On l'attendait sur la dette, mais le nouveau pouvoir grec a choisi la politique étrangère pour son premier clash avec l'Union européenne. À peine investi, le gouvernement issu de la gauche radicale s'est insurgé d'une déclaration des chefs d'État et de gouvernement de l'UE qui rendait la Russie responsable de l'escalade guerrière en Ukraine, exigeait l'application du cessez-le-feu de Minsk et menaçait Moscou de nouvelles sanctions.
La Grèce affirme que le texte a été rédigé sans son consentement et que ses objections n'ont pas été prises en compte. «Les voix de ceux qui sont opposés à de nouvelles sanctions contre la Russie n'ont pas été entendues», a regretté le porte-parole du gouvernement. Le premier ministre, Alexis Tsipras, s'en est plaint au téléphone auprès de Federica Mogherini, la chef de la diplomatie de l'UE.
"Propagande» occidentale"
Les positions prorusses du nouveau gouvernement grec ne sont pas une surprise. Le parti d'extrême gauche Syriza a toujours défendu Moscou. Il considère que la politique de l'UE s'est alignée sur les intérêts des États-Unis et de l'Otan. Peu importe que la Grèce fasse elle-même partie de l'Alliance atlantique… Son allié de la droite souverainiste, les Grecs indépendants, fait partie du même camp.

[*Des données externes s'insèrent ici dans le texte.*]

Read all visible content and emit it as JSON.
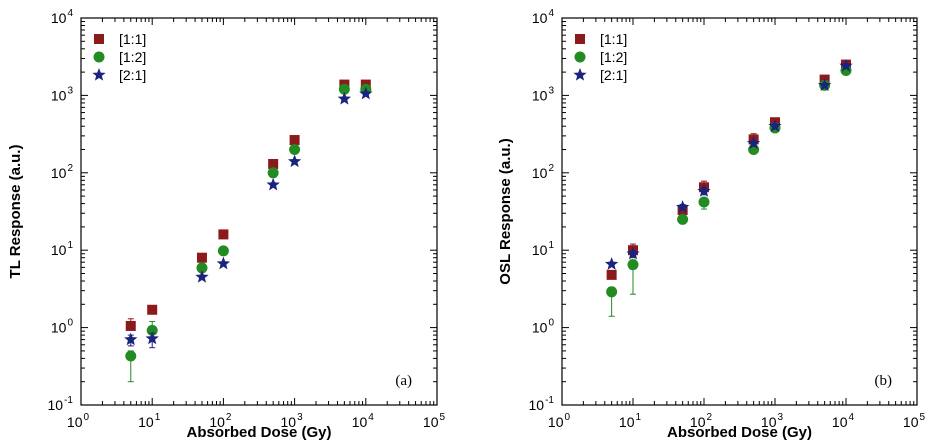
{
  "chart_data": [
    {
      "type": "scatter",
      "panel_label": "(a)",
      "xlabel": "Absorbed Dose (Gy)",
      "ylabel": "TL Response (a.u.)",
      "xscale": "log",
      "yscale": "log",
      "xlim": [
        1,
        100000
      ],
      "ylim": [
        0.1,
        10000
      ],
      "x_tick_labels": [
        {
          "base": "10",
          "exp": "0"
        },
        {
          "base": "10",
          "exp": "1"
        },
        {
          "base": "10",
          "exp": "2"
        },
        {
          "base": "10",
          "exp": "3"
        },
        {
          "base": "10",
          "exp": "4"
        },
        {
          "base": "10",
          "exp": "5"
        }
      ],
      "y_tick_labels": [
        {
          "base": "10",
          "exp": "-1"
        },
        {
          "base": "10",
          "exp": "0"
        },
        {
          "base": "10",
          "exp": "1"
        },
        {
          "base": "10",
          "exp": "2"
        },
        {
          "base": "10",
          "exp": "3"
        },
        {
          "base": "10",
          "exp": "4"
        }
      ],
      "grid": false,
      "legend_position": "top-left",
      "series": [
        {
          "name": "[1:1]",
          "marker": "square",
          "color": "#8B1A1A",
          "x": [
            5,
            10,
            50,
            100,
            500,
            1000,
            5000,
            10000
          ],
          "y": [
            1.05,
            1.7,
            8,
            16,
            130,
            265,
            1380,
            1380
          ],
          "err_hi": [
            1.3,
            1.9,
            8.5,
            16.5,
            135,
            275,
            1420,
            1420
          ],
          "err_lo": [
            1.05,
            1.55,
            8,
            16,
            130,
            265,
            1380,
            1380
          ]
        },
        {
          "name": "[1:2]",
          "marker": "circle",
          "color": "#228B22",
          "x": [
            5,
            10,
            50,
            100,
            500,
            1000,
            5000,
            10000
          ],
          "y": [
            0.43,
            0.92,
            5.9,
            9.8,
            100,
            200,
            1200,
            1200
          ],
          "err_hi": [
            0.5,
            1.2,
            6.2,
            10.2,
            105,
            210,
            1240,
            1240
          ],
          "err_lo": [
            0.2,
            0.75,
            5.6,
            9.5,
            95,
            190,
            1160,
            1160
          ]
        },
        {
          "name": "[2:1]",
          "marker": "star",
          "color": "#1A237E",
          "x": [
            5,
            10,
            50,
            100,
            500,
            1000,
            5000,
            10000
          ],
          "y": [
            0.7,
            0.72,
            4.5,
            6.7,
            70,
            140,
            900,
            1050
          ],
          "err_hi": [
            0.8,
            0.85,
            4.7,
            7,
            73,
            145,
            930,
            1080
          ],
          "err_lo": [
            0.58,
            0.55,
            4.3,
            6.4,
            67,
            135,
            870,
            1020
          ]
        }
      ]
    },
    {
      "type": "scatter",
      "panel_label": "(b)",
      "xlabel": "Absorbed Dose (Gy)",
      "ylabel": "OSL Response (a.u.)",
      "xscale": "log",
      "yscale": "log",
      "xlim": [
        1,
        100000
      ],
      "ylim": [
        0.1,
        10000
      ],
      "x_tick_labels": [
        {
          "base": "10",
          "exp": "0"
        },
        {
          "base": "10",
          "exp": "1"
        },
        {
          "base": "10",
          "exp": "2"
        },
        {
          "base": "10",
          "exp": "3"
        },
        {
          "base": "10",
          "exp": "4"
        },
        {
          "base": "10",
          "exp": "5"
        }
      ],
      "y_tick_labels": [
        {
          "base": "10",
          "exp": "-1"
        },
        {
          "base": "10",
          "exp": "0"
        },
        {
          "base": "10",
          "exp": "1"
        },
        {
          "base": "10",
          "exp": "2"
        },
        {
          "base": "10",
          "exp": "3"
        },
        {
          "base": "10",
          "exp": "4"
        }
      ],
      "grid": false,
      "legend_position": "top-left",
      "series": [
        {
          "name": "[1:1]",
          "marker": "square",
          "color": "#8B1A1A",
          "x": [
            5,
            10,
            50,
            100,
            500,
            1000,
            5000,
            10000
          ],
          "y": [
            4.8,
            10,
            33,
            65,
            270,
            450,
            1600,
            2500
          ],
          "err_hi": [
            5.3,
            12,
            36,
            78,
            320,
            500,
            1700,
            2700
          ],
          "err_lo": [
            4.3,
            8,
            30,
            55,
            230,
            410,
            1500,
            2350
          ]
        },
        {
          "name": "[1:2]",
          "marker": "circle",
          "color": "#228B22",
          "x": [
            5,
            10,
            50,
            100,
            500,
            1000,
            5000,
            10000
          ],
          "y": [
            2.9,
            6.5,
            25,
            42,
            200,
            380,
            1350,
            2100
          ],
          "err_hi": [
            3.3,
            7.5,
            28,
            47,
            215,
            405,
            1420,
            2200
          ],
          "err_lo": [
            1.4,
            2.7,
            22,
            34,
            185,
            355,
            1280,
            2000
          ]
        },
        {
          "name": "[2:1]",
          "marker": "star",
          "color": "#1A237E",
          "x": [
            5,
            10,
            50,
            100,
            500,
            1000,
            5000,
            10000
          ],
          "y": [
            6.6,
            9,
            36,
            58,
            240,
            400,
            1350,
            2400
          ],
          "err_hi": [
            7,
            9.8,
            39,
            64,
            260,
            430,
            1430,
            2550
          ],
          "err_lo": [
            6.2,
            8.2,
            33,
            52,
            220,
            370,
            1270,
            2250
          ]
        }
      ]
    }
  ]
}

Ses députés s'étaient opposés à la signature de l'accord d'association entre l'Union européenne et l'Ukraine avant le déclenchement de la crise. Ils considèrent que la «propagande» et les initiatives occidentales sont responsables de la guerre en Ukraine.
Rien d'étonnant, donc, si l'ambassadeur russe à Athènes a été le premier à rencontrer Alexis Tsipras après son élection. Et que le président russe ait envoyé sur-le-champ ses félicitations au nouveau premier ministre. L'esclandre grecque auprès de l'UE pourrait bien n'être qu'une diversion, un bruit destiné à détourner l'attention du but principal de Syriza, la renégociation de la dette. En posant d'entrée de jeu ses marques en politique étrangère, Alexis Tsipras prévient ses partenaires que la Grèce n'a pas l'intention d'être traitée comme un partenaire de second rang. Et qu'elle pourrait bien décider de compliquer, voire de bloquer, les politiques européennes si ses exigences sur la dette ne sont pas prises en compte.
Manœuvre, chantage ou menace? Dans tous les cas de figure, Athènes risque de compliquer la politique étrangère de l'Union, qui peine déjà à s'accorder sur les grandes lignes. En partie grâce au rôle leader d'Angela Merkel, elle avait réussi à obtenir une relative unanimité sur le sujet russo-ukrainien. C'est ce consensus rare et fragile que Syriza et ses alliés souverainistes menacent de faire exploser.
Les élections grecques semblent avoir un autre gagnant… le Kremlin. Vladimir Poutine gagne un nouvel allié, orthodoxe comme lui, et cet allié s'emploie déjà à diviser les États de l'Union européenne.